Facts are facts and they cannot be disputed any way you look at them. Right now they are glaringly clear and they reveal the course of the COVID-19 epidemic in Greece.

There can be no doubt any longer that the epidemic is in the process of being checked and that this is in large measure due to the much faster pace of the vaccine rollout now.

As long as the vaccination programme continues to proceed smoothly – without inhibitions or reservations, with the current pace of over 100,000 vaccinations daily, and with citizens continuing to take personal protective measures – the number of new COVID-19 cases, the number of hospitalisations and intubations, and the number of deaths will continue to decline.

All the data from hospitals and public health authorities indicate that right now Greece appears to be gradually transcending the unprecedented threat of COVID-19, which has already taken a heavy toll.

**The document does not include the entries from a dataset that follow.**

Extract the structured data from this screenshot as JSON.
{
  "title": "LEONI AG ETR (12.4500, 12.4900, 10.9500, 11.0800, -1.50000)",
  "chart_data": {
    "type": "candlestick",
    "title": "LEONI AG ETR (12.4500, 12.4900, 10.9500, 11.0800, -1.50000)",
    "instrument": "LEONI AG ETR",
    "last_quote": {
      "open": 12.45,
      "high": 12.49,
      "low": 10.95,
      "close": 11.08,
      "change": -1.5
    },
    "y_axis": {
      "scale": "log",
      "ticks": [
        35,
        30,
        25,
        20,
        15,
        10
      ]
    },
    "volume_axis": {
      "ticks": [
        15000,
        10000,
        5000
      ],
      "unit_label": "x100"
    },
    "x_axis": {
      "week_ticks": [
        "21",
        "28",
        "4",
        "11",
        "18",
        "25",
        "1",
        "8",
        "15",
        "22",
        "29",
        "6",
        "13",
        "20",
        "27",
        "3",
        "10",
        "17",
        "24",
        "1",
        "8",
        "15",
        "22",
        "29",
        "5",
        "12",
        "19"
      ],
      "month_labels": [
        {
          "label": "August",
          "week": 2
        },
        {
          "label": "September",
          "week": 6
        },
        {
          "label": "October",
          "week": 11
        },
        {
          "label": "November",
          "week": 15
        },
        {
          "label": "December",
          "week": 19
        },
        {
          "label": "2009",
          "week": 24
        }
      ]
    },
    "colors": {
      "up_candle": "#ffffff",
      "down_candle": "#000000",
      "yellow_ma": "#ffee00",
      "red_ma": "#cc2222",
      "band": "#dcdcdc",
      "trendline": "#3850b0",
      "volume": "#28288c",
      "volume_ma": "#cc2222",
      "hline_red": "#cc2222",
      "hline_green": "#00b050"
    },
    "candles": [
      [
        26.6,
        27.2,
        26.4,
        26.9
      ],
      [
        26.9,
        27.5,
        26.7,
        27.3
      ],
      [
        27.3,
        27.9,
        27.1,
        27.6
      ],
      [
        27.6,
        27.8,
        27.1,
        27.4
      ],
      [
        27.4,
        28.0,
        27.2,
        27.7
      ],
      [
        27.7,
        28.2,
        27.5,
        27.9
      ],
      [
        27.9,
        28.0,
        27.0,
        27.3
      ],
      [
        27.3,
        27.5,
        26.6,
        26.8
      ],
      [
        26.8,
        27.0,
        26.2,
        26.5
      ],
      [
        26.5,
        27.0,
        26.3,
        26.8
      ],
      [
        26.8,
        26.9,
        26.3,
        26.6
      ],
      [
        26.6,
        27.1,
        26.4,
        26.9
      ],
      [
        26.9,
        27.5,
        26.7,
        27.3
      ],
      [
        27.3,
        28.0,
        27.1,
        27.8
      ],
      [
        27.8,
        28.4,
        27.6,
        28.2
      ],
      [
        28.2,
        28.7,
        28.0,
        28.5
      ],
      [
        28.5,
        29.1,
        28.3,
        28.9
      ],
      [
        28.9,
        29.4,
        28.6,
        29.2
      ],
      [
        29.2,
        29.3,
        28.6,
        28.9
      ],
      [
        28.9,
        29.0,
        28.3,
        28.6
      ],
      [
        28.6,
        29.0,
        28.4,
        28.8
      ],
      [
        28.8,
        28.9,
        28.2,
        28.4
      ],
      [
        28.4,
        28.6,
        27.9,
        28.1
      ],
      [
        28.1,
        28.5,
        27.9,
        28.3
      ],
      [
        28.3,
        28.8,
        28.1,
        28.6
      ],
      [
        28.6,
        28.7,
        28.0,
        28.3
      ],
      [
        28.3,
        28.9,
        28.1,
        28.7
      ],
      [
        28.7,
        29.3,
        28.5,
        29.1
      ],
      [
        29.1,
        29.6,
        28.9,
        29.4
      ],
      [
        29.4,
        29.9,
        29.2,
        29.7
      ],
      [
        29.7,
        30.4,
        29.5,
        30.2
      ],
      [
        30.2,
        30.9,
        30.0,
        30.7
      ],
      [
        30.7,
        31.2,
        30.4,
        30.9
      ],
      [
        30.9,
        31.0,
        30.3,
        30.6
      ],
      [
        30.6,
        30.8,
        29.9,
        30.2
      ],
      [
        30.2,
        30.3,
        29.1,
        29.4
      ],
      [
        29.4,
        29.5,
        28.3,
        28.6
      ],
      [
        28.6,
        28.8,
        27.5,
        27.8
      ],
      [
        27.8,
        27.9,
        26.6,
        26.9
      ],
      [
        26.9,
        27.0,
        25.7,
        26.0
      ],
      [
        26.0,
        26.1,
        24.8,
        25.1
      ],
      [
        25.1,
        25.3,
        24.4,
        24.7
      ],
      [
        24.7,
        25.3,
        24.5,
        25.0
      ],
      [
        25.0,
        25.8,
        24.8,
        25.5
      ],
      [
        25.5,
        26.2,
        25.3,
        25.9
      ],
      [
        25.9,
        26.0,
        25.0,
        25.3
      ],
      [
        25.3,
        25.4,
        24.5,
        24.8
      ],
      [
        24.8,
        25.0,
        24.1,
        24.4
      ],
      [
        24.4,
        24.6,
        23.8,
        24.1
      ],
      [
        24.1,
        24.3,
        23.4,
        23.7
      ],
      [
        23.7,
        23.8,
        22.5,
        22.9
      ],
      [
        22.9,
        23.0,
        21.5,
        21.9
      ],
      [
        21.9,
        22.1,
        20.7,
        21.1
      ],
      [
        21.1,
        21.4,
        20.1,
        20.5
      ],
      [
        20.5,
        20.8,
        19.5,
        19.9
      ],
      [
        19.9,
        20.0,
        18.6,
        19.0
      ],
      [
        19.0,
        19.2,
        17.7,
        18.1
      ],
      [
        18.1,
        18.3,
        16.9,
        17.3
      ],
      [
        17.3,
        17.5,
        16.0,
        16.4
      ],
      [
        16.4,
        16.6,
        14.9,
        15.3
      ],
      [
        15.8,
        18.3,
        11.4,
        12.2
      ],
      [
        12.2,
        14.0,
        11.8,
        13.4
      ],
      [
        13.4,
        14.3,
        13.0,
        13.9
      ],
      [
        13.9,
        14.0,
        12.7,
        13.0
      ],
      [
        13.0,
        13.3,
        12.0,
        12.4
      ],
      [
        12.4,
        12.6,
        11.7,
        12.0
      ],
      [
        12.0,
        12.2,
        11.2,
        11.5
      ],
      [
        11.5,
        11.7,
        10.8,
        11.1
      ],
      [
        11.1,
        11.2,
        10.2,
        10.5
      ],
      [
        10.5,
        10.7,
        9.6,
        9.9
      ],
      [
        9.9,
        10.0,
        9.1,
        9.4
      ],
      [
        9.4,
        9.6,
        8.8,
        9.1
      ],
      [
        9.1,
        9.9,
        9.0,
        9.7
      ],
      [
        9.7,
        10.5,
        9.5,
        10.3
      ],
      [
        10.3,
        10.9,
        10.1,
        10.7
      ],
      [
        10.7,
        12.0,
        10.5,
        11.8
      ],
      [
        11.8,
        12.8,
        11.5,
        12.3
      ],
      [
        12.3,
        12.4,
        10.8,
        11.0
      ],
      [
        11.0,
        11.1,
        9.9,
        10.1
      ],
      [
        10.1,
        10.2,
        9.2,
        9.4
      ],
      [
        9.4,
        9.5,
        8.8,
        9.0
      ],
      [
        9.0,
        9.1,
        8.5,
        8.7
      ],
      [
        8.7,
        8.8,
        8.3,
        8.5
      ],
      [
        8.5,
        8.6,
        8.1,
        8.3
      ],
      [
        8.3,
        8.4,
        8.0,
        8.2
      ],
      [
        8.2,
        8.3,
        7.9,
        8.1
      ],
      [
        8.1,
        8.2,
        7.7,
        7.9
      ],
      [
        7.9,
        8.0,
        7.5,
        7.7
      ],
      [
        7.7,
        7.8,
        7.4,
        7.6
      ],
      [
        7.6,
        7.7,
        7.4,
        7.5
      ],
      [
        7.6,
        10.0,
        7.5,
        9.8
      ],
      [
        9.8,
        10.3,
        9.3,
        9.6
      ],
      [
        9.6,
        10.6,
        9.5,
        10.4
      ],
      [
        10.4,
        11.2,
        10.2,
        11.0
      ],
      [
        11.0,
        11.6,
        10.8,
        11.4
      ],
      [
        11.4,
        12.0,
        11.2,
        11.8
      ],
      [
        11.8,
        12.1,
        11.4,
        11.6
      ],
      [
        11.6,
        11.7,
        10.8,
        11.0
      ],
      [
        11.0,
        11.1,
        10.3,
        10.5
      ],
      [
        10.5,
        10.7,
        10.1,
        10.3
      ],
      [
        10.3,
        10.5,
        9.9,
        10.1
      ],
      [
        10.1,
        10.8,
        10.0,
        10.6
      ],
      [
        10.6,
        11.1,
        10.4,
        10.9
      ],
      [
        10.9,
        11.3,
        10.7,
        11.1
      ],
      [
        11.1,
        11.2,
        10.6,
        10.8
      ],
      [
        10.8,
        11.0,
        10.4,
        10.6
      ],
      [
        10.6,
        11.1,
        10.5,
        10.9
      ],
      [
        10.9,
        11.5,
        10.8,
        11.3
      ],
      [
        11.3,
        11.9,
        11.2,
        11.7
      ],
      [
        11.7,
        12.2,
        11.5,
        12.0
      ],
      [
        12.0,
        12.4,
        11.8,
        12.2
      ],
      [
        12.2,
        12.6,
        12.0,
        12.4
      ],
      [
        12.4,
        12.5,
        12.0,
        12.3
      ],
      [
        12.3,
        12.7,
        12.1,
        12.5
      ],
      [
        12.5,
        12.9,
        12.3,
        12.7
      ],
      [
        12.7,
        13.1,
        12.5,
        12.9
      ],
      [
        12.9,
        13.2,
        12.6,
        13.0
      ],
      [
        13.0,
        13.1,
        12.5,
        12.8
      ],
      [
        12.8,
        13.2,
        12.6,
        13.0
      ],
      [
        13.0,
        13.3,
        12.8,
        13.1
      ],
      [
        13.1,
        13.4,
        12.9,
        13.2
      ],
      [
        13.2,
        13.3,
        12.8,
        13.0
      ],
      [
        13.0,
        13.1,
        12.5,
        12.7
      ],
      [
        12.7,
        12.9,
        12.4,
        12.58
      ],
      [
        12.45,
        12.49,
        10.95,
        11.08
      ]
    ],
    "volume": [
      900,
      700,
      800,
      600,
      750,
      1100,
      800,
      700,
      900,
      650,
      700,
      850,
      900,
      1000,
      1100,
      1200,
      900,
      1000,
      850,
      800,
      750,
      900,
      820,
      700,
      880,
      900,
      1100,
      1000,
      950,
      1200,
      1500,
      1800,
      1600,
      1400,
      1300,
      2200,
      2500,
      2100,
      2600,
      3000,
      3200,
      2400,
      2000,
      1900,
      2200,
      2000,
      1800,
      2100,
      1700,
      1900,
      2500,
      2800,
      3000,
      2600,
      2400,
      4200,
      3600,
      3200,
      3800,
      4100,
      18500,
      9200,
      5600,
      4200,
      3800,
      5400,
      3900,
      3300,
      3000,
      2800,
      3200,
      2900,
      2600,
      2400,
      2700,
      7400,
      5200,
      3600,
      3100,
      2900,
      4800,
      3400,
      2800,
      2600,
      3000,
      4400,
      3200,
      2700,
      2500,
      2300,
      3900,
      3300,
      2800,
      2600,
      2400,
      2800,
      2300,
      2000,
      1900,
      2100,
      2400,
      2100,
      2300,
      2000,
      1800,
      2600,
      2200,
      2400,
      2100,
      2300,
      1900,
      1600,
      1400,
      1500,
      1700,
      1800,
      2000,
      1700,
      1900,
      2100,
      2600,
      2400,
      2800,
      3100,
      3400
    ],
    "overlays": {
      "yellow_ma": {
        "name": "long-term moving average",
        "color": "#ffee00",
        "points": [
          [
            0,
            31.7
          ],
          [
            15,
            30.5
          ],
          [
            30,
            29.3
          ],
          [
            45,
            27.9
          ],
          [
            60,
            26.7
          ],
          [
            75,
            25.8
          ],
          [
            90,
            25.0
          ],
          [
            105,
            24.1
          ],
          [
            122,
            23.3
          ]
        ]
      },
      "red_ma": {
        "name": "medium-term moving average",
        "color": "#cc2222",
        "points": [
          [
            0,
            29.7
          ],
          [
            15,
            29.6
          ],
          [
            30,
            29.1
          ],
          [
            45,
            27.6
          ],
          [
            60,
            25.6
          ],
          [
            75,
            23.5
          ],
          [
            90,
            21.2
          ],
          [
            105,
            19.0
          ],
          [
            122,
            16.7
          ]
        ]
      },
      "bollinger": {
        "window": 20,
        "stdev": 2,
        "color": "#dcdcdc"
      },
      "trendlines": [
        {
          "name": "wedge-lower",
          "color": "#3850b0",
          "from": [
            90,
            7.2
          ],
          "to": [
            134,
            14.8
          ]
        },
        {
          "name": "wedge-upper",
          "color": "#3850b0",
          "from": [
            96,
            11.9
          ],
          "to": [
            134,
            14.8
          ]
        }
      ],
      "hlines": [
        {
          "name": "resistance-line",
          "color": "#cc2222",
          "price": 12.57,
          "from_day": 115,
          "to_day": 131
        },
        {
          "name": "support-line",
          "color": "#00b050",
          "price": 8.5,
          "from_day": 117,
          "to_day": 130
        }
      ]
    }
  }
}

By all appearances, our country will be able to achieve the much-desired wall of immunity by the end of June, and that will gradually bring a normalisation of social and economic life.

That will allow us to leave behind the damage of the winter pandemic and the protracted period of anxiety and to expect a summer of renewed creativity, reorganisation and reconstruction.

The country will be able to recover even as the case load of hospitals declines and the public health community will be freed of the burden of caring for everyone. We shall be able to safely walk the streets, work, enjoy activities, and carry on with our lives without burdensome restrictions.

Most notably, checking the epidemic will result in a great and indisputable opportunity for Greece and its citizens.

Greece will benefit from a very robust EU pandemic recovery fund package that will suffice to make up for losses suffered during the pandemic and that will create conditions for a socio-economic rebirth and modernisation through the reconstruction process.

Fortunately, this time the disbursal and use of EU funds will be governed by certain principles and rules that will earmark monies for the green and digital transformations.

For the first time in the post-war era, Greece will have at its disposal the funds needed for a leap toward modernisation, a change in the model of production, and an absorption of new technologies that will facilitate the functioning of the economy and society.

Our country now has an opportunity to achieve through the EU’s Recovery and Resilience Fund for Greece all that it did not manage to achieve at the time of its accession to the European Community in 1979 and of its admission to the Eurozone in 2002.

It can literally re-establish its energy sector, achieve a rebirth of its downgraded industry, breathe life into the neglected primary sector that is linked to the agrifood sector, and connect with new technologies in all types of services from commerce and tourism to health and education. That will expand the inter-connected cycles of employment and income.

It is no coincidence that the EU Recovery Fund has fuelled great expectations, is tending to mobilise the entire business community, and is attracting the interest of international investors.

Therefore, we have a real opportunity that at the same time constitutes the greatest challenge for the government and all opposition parties.

Rarely does one encounter such opportunities in the history of nations, countries, and societies that combine funding with the right conditions for regeneration and reconstruction.

The dynamic of the future will arise from the process of exploiting this opportunity, which will determine everything in the spheres of the economy, society, and of course politics.